Amplification PCR quantitative de Spécificité Test de l'organisme cible à l'aide les amorces et les sondes, les conditions de réaction et les paramètres des cycles décrits ci-dessus ont donné lieu à une amplification du fragment de 97 pb attendu à partir des trois S. noxia
souches testées (tableau 4). Le non-cible Selenomonas de spp. testé n'a pas amplifier avec les amorces conçues et sonde. Les organismes non-cibles restantes ont également été pas amplifiés avec le test 16S qPCR développé (tableau 4) .Table essais 4 Spécificité de S. noxia
essai de qPCR l'Organisme d'essai
ATCC #
Résultats
PCR
Bacillus cereus
14579
négatif
Candida albicans
14053
négatif
Centipeda periodontii
35019
négatif
Klebsiella pneumoniae
4352
négatif
Lactobacillus acidophilus
3456
négatif
Pectinatus cervisiiphilus
29359
négatif
Pseudomonas aeruginosa
27853
négatif
Selenomonas artemidis
43528
négatif
Selenomonas dianae
43527
négatif
Selenomonas flueggei
43531
négatif
Selenomonas infelix
43532
négatif
Selenomonas noxia
43541
positive
Selenomonas noxia
51893
positive
Selenomonas noxia
700.225
positive
Selenomonas sputigena
négatif
Staphylococcus aureus 35185
25923
Negative
Streptococcus mutans
25175
inhibition de la PCR négative
Le gène cible a été amplifié dans toutes les concentrations d'ADN testé de trois S. noxia
souches.
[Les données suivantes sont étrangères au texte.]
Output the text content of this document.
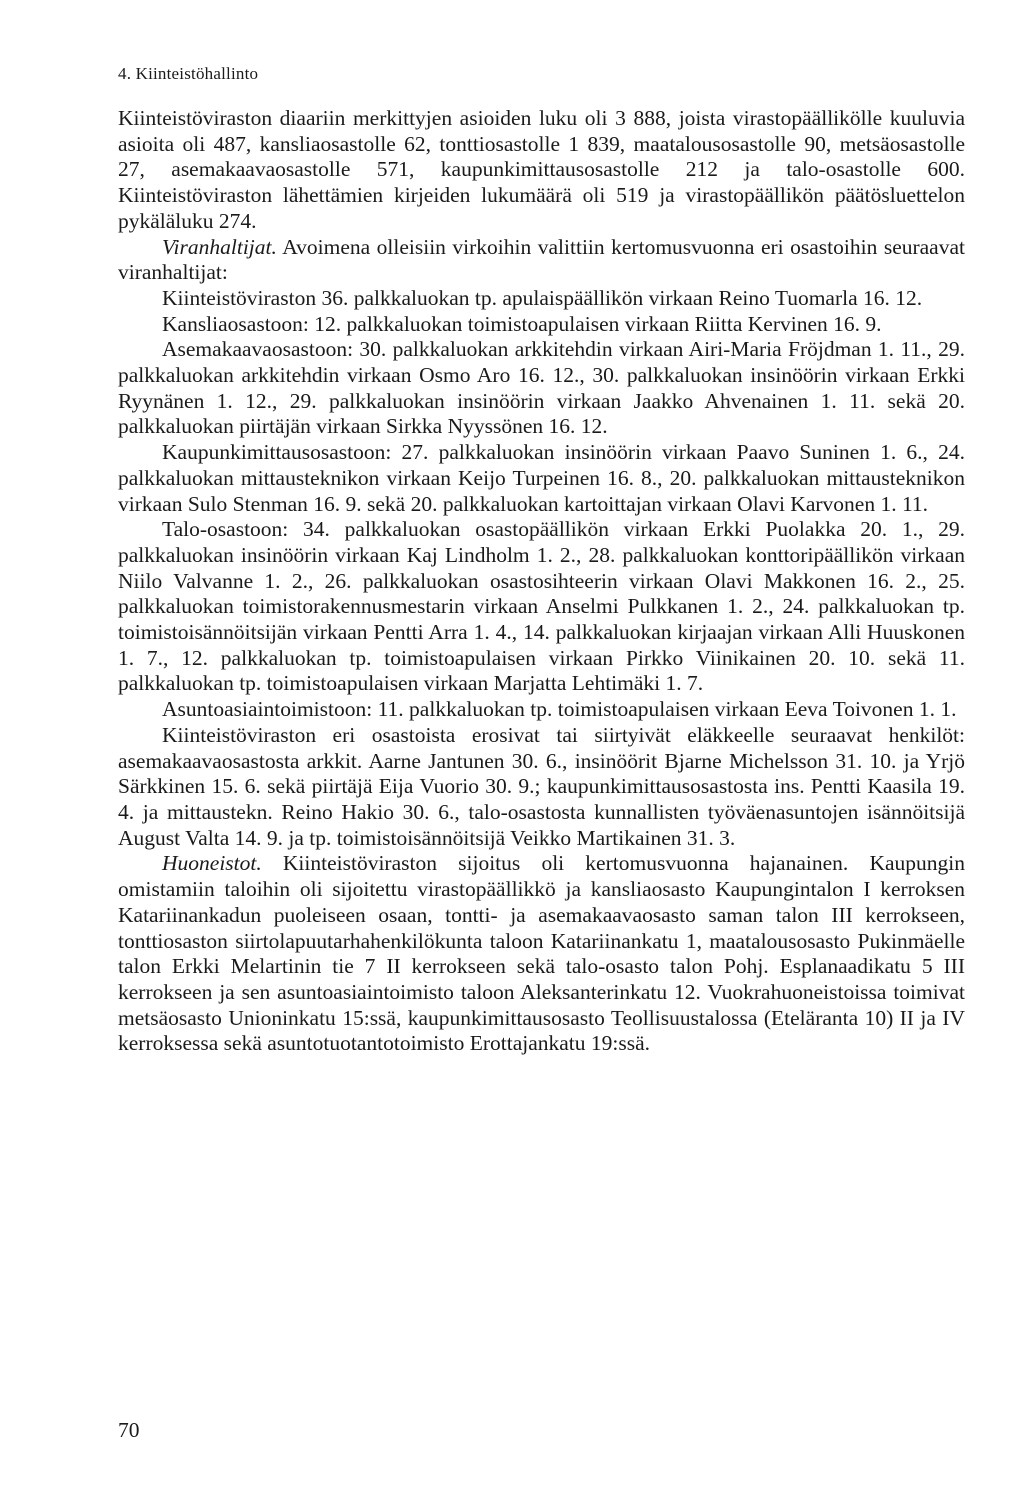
4. Kiinteistöhallinto

Kiinteistöviraston diaariin merkittyjen asioiden luku oli 3 888, joista virastopäällikölle kuuluvia asioita oli 487, kansliaosastolle 62, tonttiosastolle 1 839, maatalousosastolle 90, metsäosastolle 27, asemakaavaosastolle 571, kaupunkimittausosastolle 212 ja talo-osastolle 600. Kiinteistöviraston lähettämien kirjeiden lukumäärä oli 519 ja virastopäällikön päätösluettelon pykäläluku 274.

Viranhaltijat. Avoimena olleisiin virkoihin valittiin kertomusvuonna eri osastoihin seuraavat viranhaltijat:

Kiinteistöviraston 36. palkkaluokan tp. apulaispäällikön virkaan Reino Tuomarla 16. 12.

Kansliaosastoon: 12. palkkaluokan toimistoapulaisen virkaan Riitta Kervinen 16. 9.

Asemakaavaosastoon: 30. palkkaluokan arkkitehdin virkaan Airi-Maria Fröjdman 1. 11., 29. palkkaluokan arkkitehdin virkaan Osmo Aro 16. 12., 30. palkkaluokan insinöörin virkaan Erkki Ryynänen 1. 12., 29. palkkaluokan insinöörin virkaan Jaakko Ahvenainen 1. 11. sekä 20. palkkaluokan piirtäjän virkaan Sirkka Nyyssönen 16. 12.

Kaupunkimittausosastoon: 27. palkkaluokan insinöörin virkaan Paavo Suninen 1. 6., 24. palkkaluokan mittausteknikon virkaan Keijo Turpeinen 16. 8., 20. palkkaluokan mittausteknikon virkaan Sulo Stenman 16. 9. sekä 20. palkkaluokan kartoittajan virkaan Olavi Karvonen 1. 11.

Talo-osastoon: 34. palkkaluokan osastopäällikön virkaan Erkki Puolakka 20. 1., 29. palkkaluokan insinöörin virkaan Kaj Lindholm 1. 2., 28. palkkaluokan konttoripäällikön virkaan Niilo Valvanne 1. 2., 26. palkkaluokan osastosihteerin virkaan Olavi Makkonen 16. 2., 25. palkkaluokan toimistorakennusmestarin virkaan Anselmi Pulkkanen 1. 2., 24. palkkaluokan tp. toimistoisännöitsijän virkaan Pentti Arra 1. 4., 14. palkkaluokan kirjaajan virkaan Alli Huuskonen 1. 7., 12. palkkaluokan tp. toimistoapulaisen virkaan Pirkko Viinikainen 20. 10. sekä 11. palkkaluokan tp. toimistoapulaisen virkaan Marjatta Lehtimäki 1. 7.

Asuntoasiaintoimistoon: 11. palkkaluokan tp. toimistoapulaisen virkaan Eeva Toivonen 1. 1.

Kiinteistöviraston eri osastoista erosivat tai siirtyivät eläkkeelle seuraavat henkilöt: asemakaavaosastosta arkkit. Aarne Jantunen 30. 6., insinöörit Bjarne Michelsson 31. 10. ja Yrjö Särkkinen 15. 6. sekä piirtäjä Eija Vuorio 30. 9.; kaupunkimittausosastosta ins. Pentti Kaasila 19. 4. ja mittaustekn. Reino Hakio 30. 6., talo-osastosta kunnallisten työväenasuntojen isännöitsijä August Valta 14. 9. ja tp. toimistoisännöitsijä Veikko Martikainen 31. 3.

Huoneistot. Kiinteistöviraston sijoitus oli kertomusvuonna hajanainen. Kaupungin omistamiin taloihin oli sijoitettu virastopäällikkö ja kansliaosasto Kaupungintalon I kerroksen Katariinankadun puoleiseen osaan, tontti- ja asemakaavaosasto saman talon III kerrokseen, tonttiosaston siirtolapuutarhahenkilökunta taloon Katariinankatu 1, maatalousosasto Pukinmäelle talon Erkki Melartinin tie 7 II kerrokseen sekä talo-osasto talon Pohj. Esplanaadikatu 5 III kerrokseen ja sen asuntoasiaintoimisto taloon Aleksanterinkatu 12. Vuokrahuoneistoissa toimivat metsäosasto Unioninkatu 15:ssä, kaupunkimittausosasto Teollisuustalossa (Eteläranta 10) II ja IV kerroksessa sekä asuntotuotantotoimisto Erottajankatu 19:ssä.

70
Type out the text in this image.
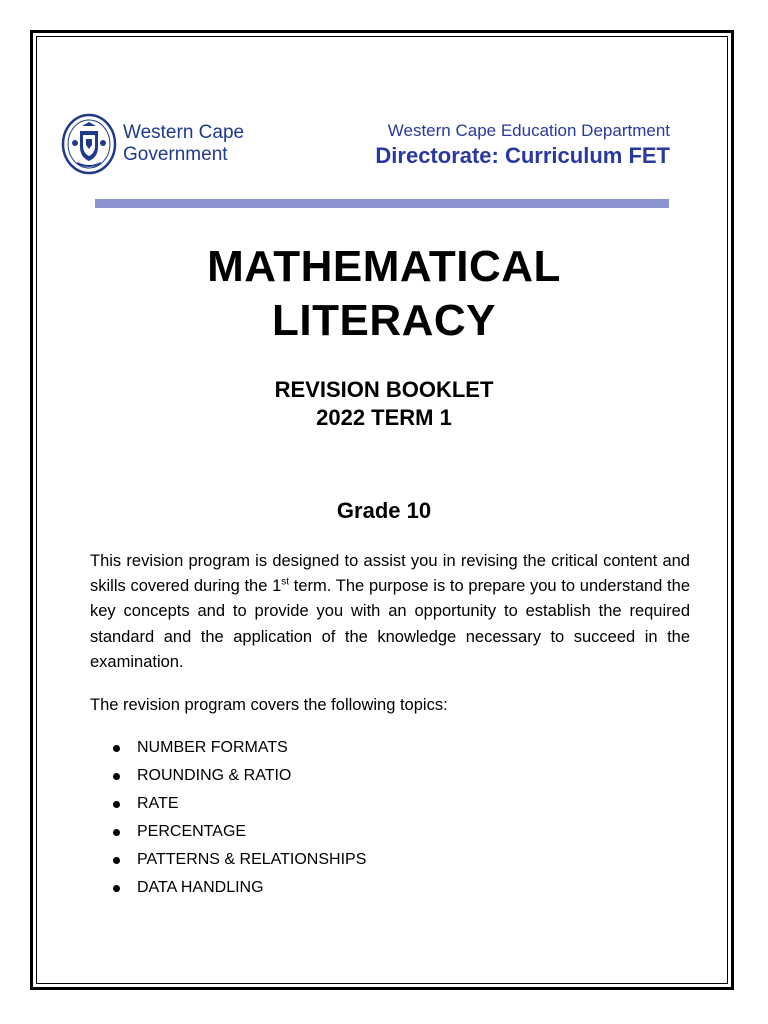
Western Cape
Government
Western Cape Education Department
Directorate: Curriculum FET
MATHEMATICAL
LITERACY
REVISION BOOKLET
2022 TERM 1
Grade 10

This revision program is designed to assist you in revising the critical content and skills covered during the 1st term. The purpose is to prepare you to understand the key concepts and to provide you with an opportunity to establish the required standard and the application of the knowledge necessary to succeed in the examination.

The revision program covers the following topics:
NUMBER FORMATS
ROUNDING & RATIO
RATE
PERCENTAGE
PATTERNS & RELATIONSHIPS
DATA HANDLING
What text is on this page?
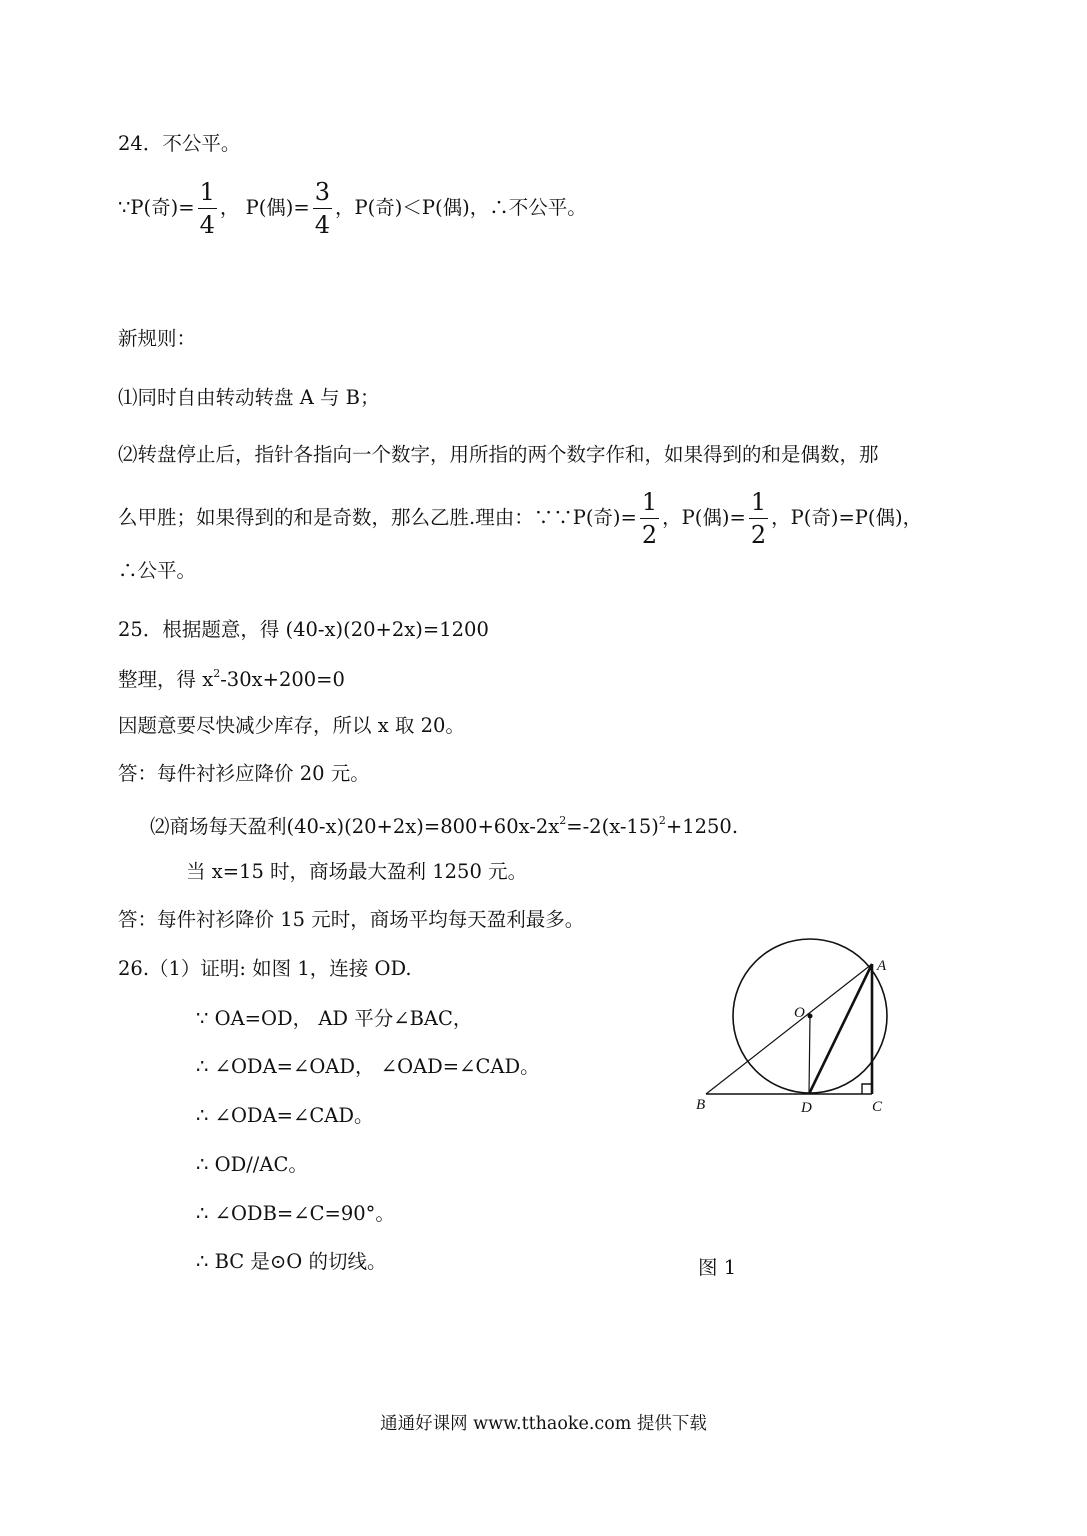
24．不公平。
∵P(奇)= $\frac{1}{4}$ ， P(偶)= $\frac{3}{4}$ ，P(奇)＜P(偶)，∴不公平。
新规则：
⑴同时自由转动转盘 A 与 B；
⑵转盘停止后，指针各指向一个数字，用所指的两个数字作和，如果得到的和是偶数，那
么甲胜；如果得到的和是奇数，那么乙胜.理由：∵∵P(奇)= $\frac{1}{2}$ ，P(偶)= $\frac{1}{2}$ ，P(奇)=P(偶)，
∴公平。
25．根据题意，得 (40-x)(20+2x)=1200
整理，得 $x^2-30x+200=0$
因题意要尽快减少库存，所以 x 取 20。
答：每件衬衫应降价 20 元。
⑵商场每天盈利$(40-x)(20+2x)=800+60x-2x^2=-2(x-15)^2+1250$.
当 x=15 时，商场最大盈利 1250 元。
答：每件衬衫降价 15 元时，商场平均每天盈利最多。
26.（1）证明: 如图 1，连接 OD.
∵ OA=OD， AD 平分∠BAC，
∴ ∠ODA=∠OAD， ∠OAD=∠CAD。
∴ ∠ODA=∠CAD。
∴ OD//AC。
∴ ∠ODB=∠C=90°。
∴ BC 是⊙O 的切线。
A
O
B	D	C
图 1
通通好课网 www.tthaoke.com 提供下载
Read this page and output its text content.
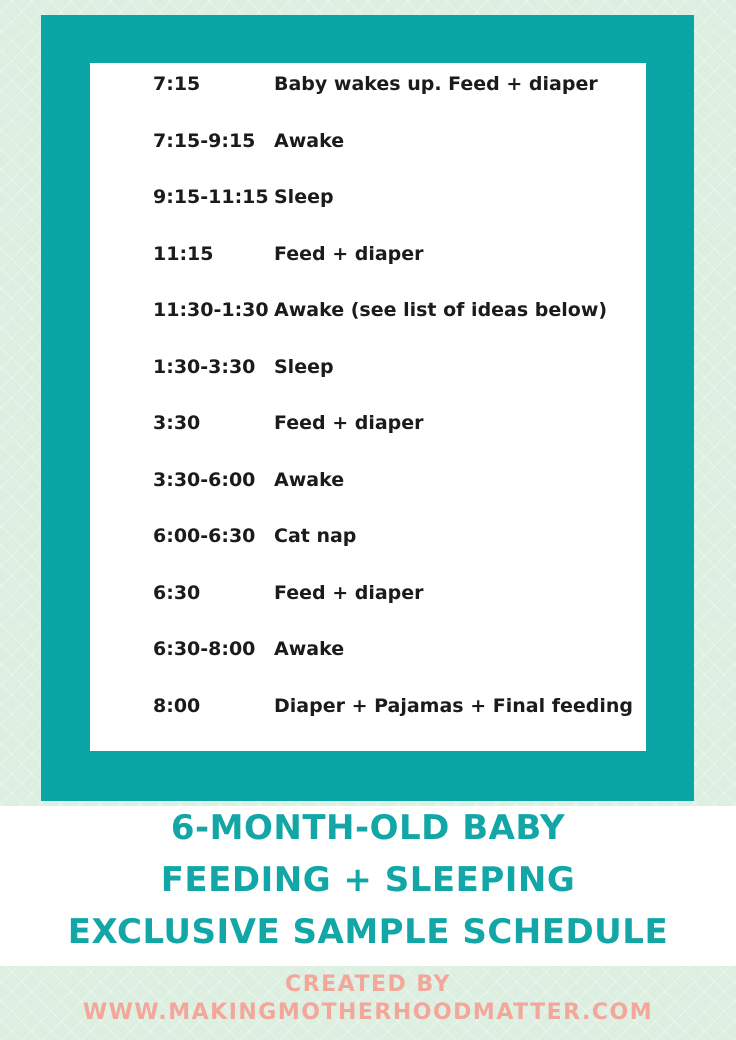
7:15	Baby wakes up. Feed + diaper
7:15-9:15 Awake
9:15-11:15 Sleep
11:15	Feed + diaper
11:30-1:30 Awake (see list of ideas below)
1:30-3:30 Sleep
3:30	Feed + diaper
3:30-6:00 Awake
6:00-6:30 Cat nap
6:30	Feed + diaper
6:30-8:00 Awake
8:00	Diaper + Pajamas + Final feeding
6-MONTH-OLD BABY
FEEDING + SLEEPING
EXCLUSIVE SAMPLE SCHEDULE
CREATED BY
WWW.MAKINGMOTHERHOODMATTER.COM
Toutefois, la PCR IPC a révélé la présence d'inhibition de la PCR, et les extraits d'ADN a nécessité une dilution (10 -4-10 -5) pour éliminer les inhibiteurs (tableau 5) .Tableau 5 résultats montrant l'inhibition de la PCR S . noxia
échantillons
résultats
PCR (valeurs Ct)
Sample
dilution
échantillon
IPC
S. noxia
(ATCC 43541)
100
14,60
15.01
40.00
40.00
10-1
17,76
17,94
40.00
40.00
10-2
21.30
21.23
40.00
40.00
10-3
24,79
24,71
40.00
31.21
10-4
28.13
28.01
28.08
28.11
S. noxia
( ATCC 51893)
100
13,36
13,24
40.00
40.00
10-1
15,34
15,45
40.00
40.00
10-2
19,59
19,26
40.00
40.00
10-3
22,54
23.05
40.00
40.00
10-4
28.29
28.23
40.00
40.00
10-5
30,80
30,77
28.08
28,93
S. noxia
(ATCC 700225)
100
20.90
20.00
40.00
40.00
10-1
ND1
ND1
ND1
ND1
10-2
22,92
23.00
40.00
40.00
10-3
26,68
26,48
40.00
40.00
10-4
29,95
30.11
28,53
28.22
10-5
33.53
33.53
27.73
28.06
Non contrôle de modèle
40.00
40.00
28.40
28.12
1Non déterminé
dilutions (10 -1 à 10 -6) étaient nécessaires pour éliminer les inhibiteurs dans les extraits d'ADN non-cibles (tableau 6). En l'absence d'inhibition, l'ADN IPC (à savoir, pas de contrôle de modèle) amplifié avec une valeur Ct moyenne de 29,4 ± 0,3 (erreur standard; S.E.). Il était nécessaire de diluer l'ensemble des échantillons d'ADN, cible et non-cible, pour éliminer les inhibiteurs. Tous les extraits d'ADN non-cibles ont donné des résultats négatifs (Ct = 40) pour le S. noxia
test PCR, même lorsque les inhibiteurs de PCR ont été éliminés par dilution de l'échantillon. Ces échantillons négatifs non-cibles de PCR contenaient de l'ADN comme démontré par spectrophotométrie avec l'accessoire NanoCell (données non présentées) .Table 6 données montrant la dilution à laquelle l'inhibition a été résolu (n = 2 pour tous les échantillons, sauf ceux en gras qui se composait de quatre répétitions)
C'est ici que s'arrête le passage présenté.